All bets off for insider trading
Insider trading takes place when people with access to corporate information, unavailable to the outside world, use their knowledge to buy and sell publicly quoted shares. Since markets only work properly when all members have equal access to information, use of privileged info is considered harmful and is illegal in most jurisdictions.
Russia is among the countries that lack such legislation.
A draft law to change this state of affairs was proposed by Russia’s Federal Service for Financial Markets back in the spring of 2006. At the time, the regulator said the proposed law was inadequate and sent it back to redrafted.

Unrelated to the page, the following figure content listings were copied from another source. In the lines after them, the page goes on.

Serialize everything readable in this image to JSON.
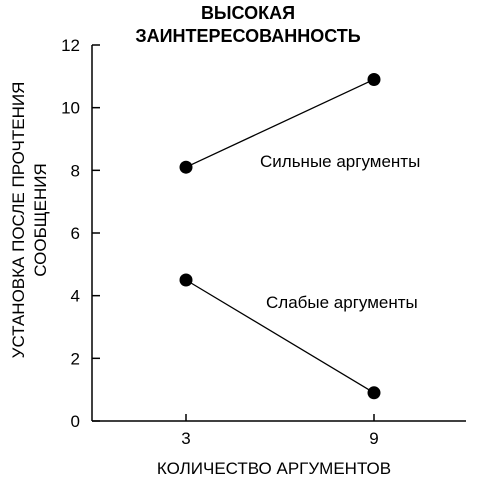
{
  "chart_data": {
    "type": "line",
    "title": [
      "ВЫСОКАЯ",
      "ЗАИНТЕРЕСОВАННОСТЬ"
    ],
    "xlabel": "КОЛИЧЕСТВО АРГУМЕНТОВ",
    "ylabel": [
      "УСТАНОВКА ПОСЛЕ ПРОЧТЕНИЯ",
      "СООБЩЕНИЯ"
    ],
    "x": [
      3,
      9
    ],
    "xticks": [
      "3",
      "9"
    ],
    "yticks": [
      "0",
      "2",
      "4",
      "6",
      "8",
      "10",
      "12"
    ],
    "ylim": [
      0,
      12
    ],
    "grid": false,
    "series": [
      {
        "name": "Сильные аргументы",
        "values": [
          8.1,
          10.9
        ],
        "color": "#000000"
      },
      {
        "name": "Слабые аргументы",
        "values": [
          4.5,
          0.9
        ],
        "color": "#000000"
      }
    ]
  }
}
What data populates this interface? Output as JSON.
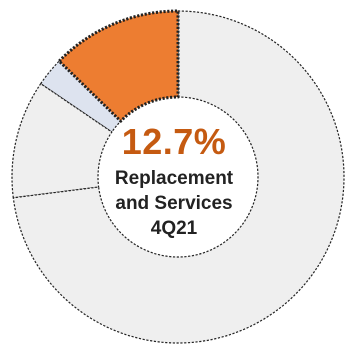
{
  "chart_data": {
    "type": "pie",
    "donut": true,
    "center_value": "12.7%",
    "center_lines": [
      "Replacement",
      "and Services",
      "4Q21"
    ],
    "slices": [
      {
        "value": 12.7,
        "highlighted": true
      },
      {
        "value": 2.8,
        "highlighted": false
      },
      {
        "value": 11.5,
        "highlighted": false
      },
      {
        "value": 73.0,
        "highlighted": false
      }
    ],
    "colors": {
      "highlight": "#ed7d31",
      "secondary": "#dde3ef",
      "neutral": "#efefef",
      "center_value_text": "#c55a11",
      "border": "#222222"
    }
  }
}
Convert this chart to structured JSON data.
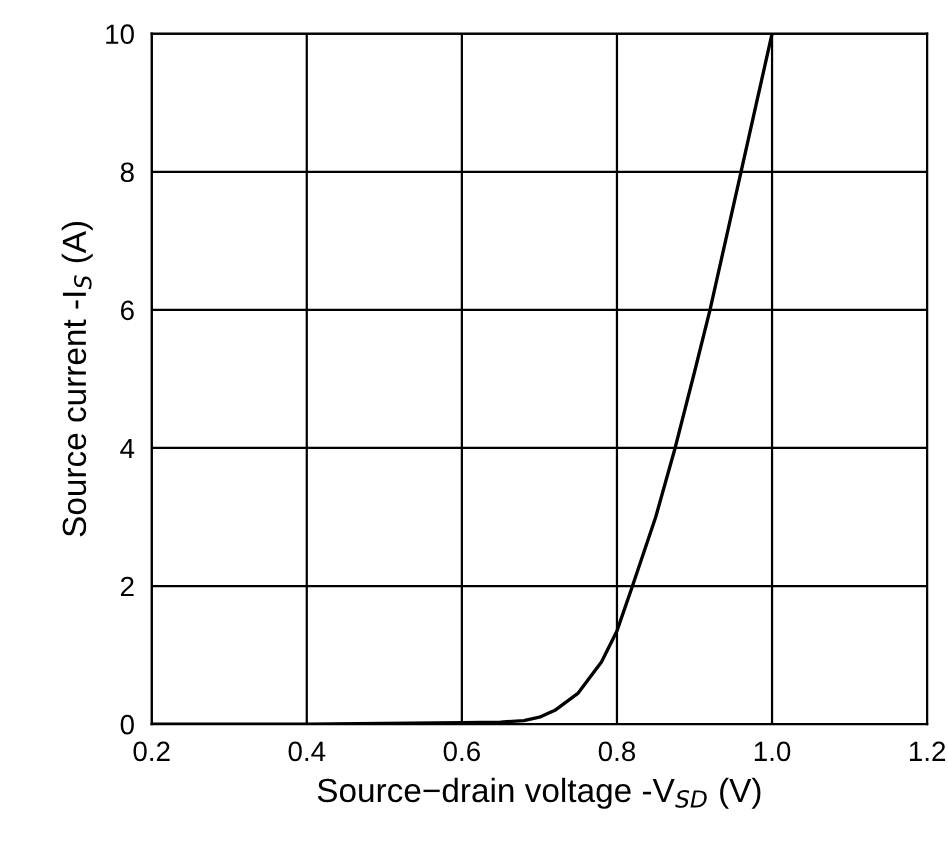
{
  "chart_data": {
    "type": "line",
    "xlabel": "Source−drain voltage -V$_{SD}$ (V)",
    "ylabel": "Source current -I$_{S}$ (A)",
    "series": [
      {
        "color": "#000000",
        "x": [
          0.2,
          0.3,
          0.4,
          0.5,
          0.6,
          0.65,
          0.68,
          0.7,
          0.72,
          0.75,
          0.78,
          0.8,
          0.82,
          0.85,
          0.875,
          0.9,
          0.92,
          0.94,
          0.96,
          0.98,
          1.0
        ],
        "values": [
          0,
          0,
          0,
          0.01,
          0.02,
          0.03,
          0.05,
          0.1,
          0.2,
          0.45,
          0.9,
          1.35,
          2.0,
          3.0,
          4.0,
          5.1,
          6.0,
          7.0,
          8.0,
          9.0,
          10.0
        ]
      }
    ],
    "xlim": [
      0.2,
      1.2
    ],
    "ylim": [
      0,
      10
    ],
    "xticks": [
      {
        "value": 0.2,
        "label": "0.2"
      },
      {
        "value": 0.4,
        "label": "0.4"
      },
      {
        "value": 0.6,
        "label": "0.6"
      },
      {
        "value": 0.8,
        "label": "0.8"
      },
      {
        "value": 1.0,
        "label": "1.0"
      },
      {
        "value": 1.2,
        "label": "1.2"
      }
    ],
    "yticks": [
      0,
      2,
      4,
      6,
      8,
      10
    ],
    "grid": true,
    "line_style": "solid",
    "marker": "none"
  }
}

Two years later, and with the market situation becoming increasingly unstable, the government has decided to speed up the drafting of the bill. The cabinet is to consider it in December this year, the Economy and Development Ministry announced Tuesday. By spring next year the bill will be sent to the State Duma.

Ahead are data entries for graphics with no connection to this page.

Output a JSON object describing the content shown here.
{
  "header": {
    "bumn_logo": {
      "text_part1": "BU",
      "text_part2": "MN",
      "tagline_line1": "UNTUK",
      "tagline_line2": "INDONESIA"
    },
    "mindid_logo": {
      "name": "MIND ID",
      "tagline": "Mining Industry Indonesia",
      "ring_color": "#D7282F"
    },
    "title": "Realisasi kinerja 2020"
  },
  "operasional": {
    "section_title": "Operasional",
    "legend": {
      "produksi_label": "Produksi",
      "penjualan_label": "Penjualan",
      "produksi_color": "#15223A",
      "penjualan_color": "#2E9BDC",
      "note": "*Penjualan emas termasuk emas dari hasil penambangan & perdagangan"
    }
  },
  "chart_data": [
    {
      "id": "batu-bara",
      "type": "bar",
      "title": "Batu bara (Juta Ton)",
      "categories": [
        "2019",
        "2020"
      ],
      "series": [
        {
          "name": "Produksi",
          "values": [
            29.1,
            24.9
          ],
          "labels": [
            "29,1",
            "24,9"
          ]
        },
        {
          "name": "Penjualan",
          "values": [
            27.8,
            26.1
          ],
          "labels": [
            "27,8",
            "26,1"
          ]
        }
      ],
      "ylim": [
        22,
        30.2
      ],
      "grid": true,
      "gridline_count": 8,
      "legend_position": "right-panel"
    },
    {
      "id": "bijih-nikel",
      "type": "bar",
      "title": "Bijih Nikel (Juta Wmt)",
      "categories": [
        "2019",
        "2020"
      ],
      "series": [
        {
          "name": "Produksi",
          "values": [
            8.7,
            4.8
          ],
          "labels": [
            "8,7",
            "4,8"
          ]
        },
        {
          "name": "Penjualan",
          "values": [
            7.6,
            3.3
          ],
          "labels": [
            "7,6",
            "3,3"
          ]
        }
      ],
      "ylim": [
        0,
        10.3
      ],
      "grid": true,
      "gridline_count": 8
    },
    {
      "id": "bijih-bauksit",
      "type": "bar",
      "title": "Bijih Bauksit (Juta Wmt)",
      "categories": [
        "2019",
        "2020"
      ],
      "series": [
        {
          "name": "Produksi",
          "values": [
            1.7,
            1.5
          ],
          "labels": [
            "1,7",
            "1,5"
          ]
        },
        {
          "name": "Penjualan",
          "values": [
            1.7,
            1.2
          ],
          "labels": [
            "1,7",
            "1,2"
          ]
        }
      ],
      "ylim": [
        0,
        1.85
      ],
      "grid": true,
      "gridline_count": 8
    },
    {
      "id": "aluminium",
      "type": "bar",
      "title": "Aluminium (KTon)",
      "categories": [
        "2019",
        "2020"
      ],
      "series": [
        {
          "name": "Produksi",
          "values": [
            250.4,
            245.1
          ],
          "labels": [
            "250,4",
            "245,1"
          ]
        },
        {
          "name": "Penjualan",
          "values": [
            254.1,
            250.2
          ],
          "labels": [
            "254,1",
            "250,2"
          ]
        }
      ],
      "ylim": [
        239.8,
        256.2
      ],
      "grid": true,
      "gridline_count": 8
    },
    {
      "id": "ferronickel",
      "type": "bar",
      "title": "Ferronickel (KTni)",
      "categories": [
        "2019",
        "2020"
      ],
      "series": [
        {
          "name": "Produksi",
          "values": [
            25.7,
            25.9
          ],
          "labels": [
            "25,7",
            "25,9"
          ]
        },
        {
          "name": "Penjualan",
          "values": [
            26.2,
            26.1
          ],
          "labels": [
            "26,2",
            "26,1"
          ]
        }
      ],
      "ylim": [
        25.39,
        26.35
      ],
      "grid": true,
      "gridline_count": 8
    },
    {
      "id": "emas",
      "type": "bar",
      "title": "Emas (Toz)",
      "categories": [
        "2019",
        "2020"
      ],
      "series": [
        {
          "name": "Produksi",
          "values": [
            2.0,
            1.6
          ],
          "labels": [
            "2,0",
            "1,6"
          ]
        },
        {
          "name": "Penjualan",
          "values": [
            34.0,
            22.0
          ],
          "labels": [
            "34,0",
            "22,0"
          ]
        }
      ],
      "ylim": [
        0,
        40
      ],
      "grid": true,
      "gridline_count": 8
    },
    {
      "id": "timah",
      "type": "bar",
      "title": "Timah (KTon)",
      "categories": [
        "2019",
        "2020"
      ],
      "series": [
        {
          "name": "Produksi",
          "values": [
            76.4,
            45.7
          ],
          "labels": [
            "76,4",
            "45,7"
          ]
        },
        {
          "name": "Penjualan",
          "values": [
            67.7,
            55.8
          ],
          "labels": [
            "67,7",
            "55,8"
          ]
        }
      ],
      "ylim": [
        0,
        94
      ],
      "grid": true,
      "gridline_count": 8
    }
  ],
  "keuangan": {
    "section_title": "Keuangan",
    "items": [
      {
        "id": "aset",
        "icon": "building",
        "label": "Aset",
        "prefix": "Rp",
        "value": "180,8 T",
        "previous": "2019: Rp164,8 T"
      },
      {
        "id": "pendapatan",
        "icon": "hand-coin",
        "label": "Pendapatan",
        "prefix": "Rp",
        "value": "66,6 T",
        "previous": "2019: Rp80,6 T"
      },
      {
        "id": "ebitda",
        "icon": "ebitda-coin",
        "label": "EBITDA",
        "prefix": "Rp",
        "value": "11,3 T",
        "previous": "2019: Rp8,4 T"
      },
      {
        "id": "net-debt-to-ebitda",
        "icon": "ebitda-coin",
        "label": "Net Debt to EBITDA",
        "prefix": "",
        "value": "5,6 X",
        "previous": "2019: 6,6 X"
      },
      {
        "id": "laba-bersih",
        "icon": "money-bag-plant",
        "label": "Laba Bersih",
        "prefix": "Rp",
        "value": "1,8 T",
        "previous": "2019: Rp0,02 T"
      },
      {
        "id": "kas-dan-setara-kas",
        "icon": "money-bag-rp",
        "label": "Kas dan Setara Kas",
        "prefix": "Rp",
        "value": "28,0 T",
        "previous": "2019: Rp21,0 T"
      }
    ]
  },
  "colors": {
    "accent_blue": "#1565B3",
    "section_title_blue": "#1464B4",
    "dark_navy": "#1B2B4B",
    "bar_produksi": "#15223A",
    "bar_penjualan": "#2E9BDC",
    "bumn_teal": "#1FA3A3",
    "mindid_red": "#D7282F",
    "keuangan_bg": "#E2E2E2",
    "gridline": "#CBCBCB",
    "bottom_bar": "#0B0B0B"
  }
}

Critics say the new law is too mild on inside traders. Buying or selling shares at the right moment may bring multi-million profits, and the draft law wouldn’t make this practice a criminal offence. The moderate fines proposed would be unlikely to deter insiders from abusing their privileged knowledge.
Deputy Economy Minister Anna Popova has said that regulating insider trade is vital for Russia’s ambition to become a regional financial centre.
It’s hoped that when the new legislation is in place, Russian markets will be regulated to international standards, making the country more attractive to foreign investors.